Hacker News new | ask | show | jobs
by ArenaSource 1176 days ago
If you put GPT-4 on a loop with access to the shell it manages to do whatever is needed to finish the job

https://raw.githubusercontent.com/jla/gpt-shell/assets/examp...

2 comments

My experience with GPT-4 has been really disappointing. It didn't feel like a step up from 3.5.

As an example, I've been trying to use it to learn Zig since the official docs are ... spartan. And I've said, "here's my code, here's the error, what's wrong with it?" and it will go completely off the rails suggesting fixes that don't do anything (or are themselves wrong).

In my case, understanding/fixing the code would have required GPT-4 to know the difference between allocating on the stack/heap and the lifetimes of pointers. It never even approached the right solution.

I haven't yet gotten it to help me in even a single instance. Every suggestion is wrong or won't compile, and it can't reason through the errors iteratively to find a fix. I'm sure this has to do with a small sample of Zig code in its training set, but I reckon an expert C coder could have spotted the bug instantly.

If you are using GPT-4 to try to deal with the fact that technical documentation on the public internet is sparse for your topic of interest, you are likely to be disappointed, since GPT-4’s training set likely has the same problem, so you are, in effect, hoping it will fill in gaps in missing data, prompting hallucinations.

It’ll be much better on subjects where there is too much information on the public internet for a person to efficiently manage and sift through.

I think you're right. My hope was that it could reason through the problem using knowledge from related sources like C and an understanding below the syntax of what was actually happening.

But it most certainly did not.

Depending on what you're doing, you might find few-shot techniques useful.

I used GPT 3.0 to maintain a code library in 4 languages, I'd write Dart (basically JS, so GPT knows it well), then give it a C++ equivalent of a function I had previously translated, and it could do any C++ from there.

1. GPT4 is learning from the same spartan docs as you, likely

2. GPT4's training data likely doesn't include significant Zig use, since large parts of its training data cut off a few years ago. I use Rust and it doesn't know about any recently added Rust features, either.

This has interesting implications because it means people will gravitate towards languages/frameworks/libraries that GPT knows well, which means even less training data will be generated for the new stuff. This is a form of value lock-in.

> This has interesting implications because it means people will gravitate towards languages/frameworks/libraries that GPT knows well, which means even less training data will be generated for the new stuff. This is a form of value lock-in.

That's the kind of problem that most people are just failing to see. The usage of this models might not in itself be problematic, but the changes that it bring are often unexpected and too deep for us to see clearly now. And yet, people are rushing towards them at full speed.
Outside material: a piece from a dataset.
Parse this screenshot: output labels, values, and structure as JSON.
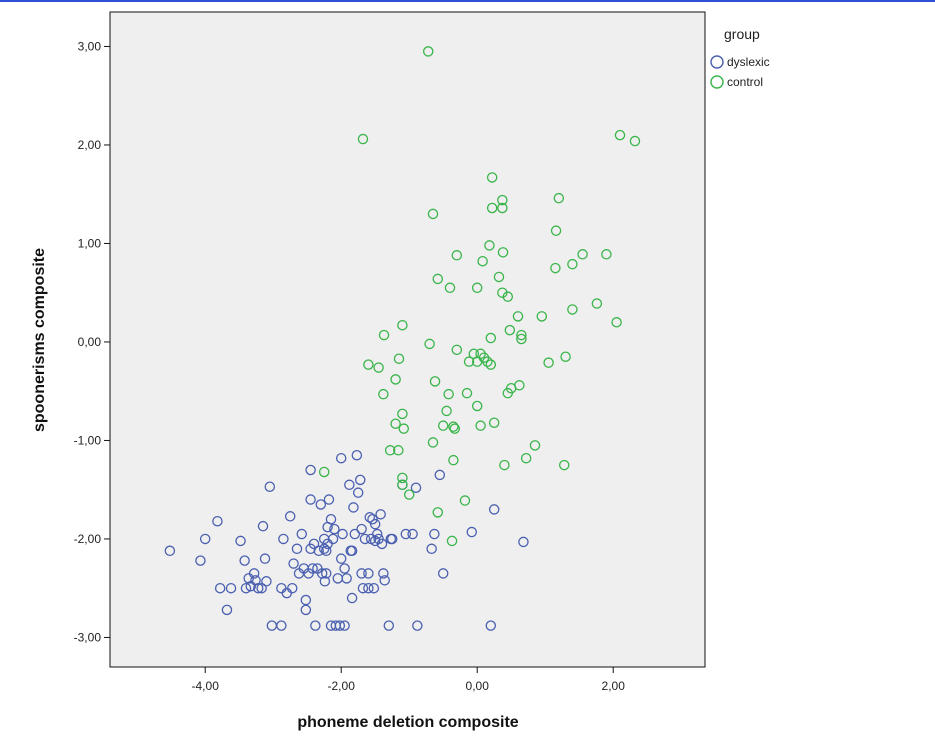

It's inevitable, really. But that's like saying Washing Machine changed fashion. It might have, but the changes aren't all that abominable, either.
GPT-4 is just regurgitating what its "learned" from previously scraped content on the Internet. If somebody didn't answer it on StackOverflow before 2021, it doesn't know it. It can't reason able anything, it doesn't "understand" stacks or pointers.

That said its really good at regurgitating stuff from StackOverflow. But once you step beyond anything that someone has previously done and posted to the Internet, it quickly gets out of its depth.

It's a step up by an order of magnitude for certain things. Like chess. It is really good at chess actually. But not programming. Seems maybe marginally better on average. Worse in some ways.
It can't learn zig without plenty of samples
Yeah I can't wait to get API access to gpt-4, it is a stepwise more capable based on the stuff I've done with chatgpt on gpt-4.

That said, even gpt-3.5 will try multiple routes to get to the same endpoint. It seems to get distracted pretty easily though.

One demo of gpt-4’s superiority over gpt-3 is to come up with a prompt that determines the language of some given text.

I couldn’t figure out a gpt-3 prompt that could handle “This text is written in French” correctly (it thinks it’s written in French), but with gpt-4 you can include in the prompt to disregard what the text says and focus on the words and grammar that it uses.

> It seems to get distracted pretty easily though.

That’s true, gpt-4 is way more easy to guide with the system messages and it doesn’t forget the instructions as the conversation goes on.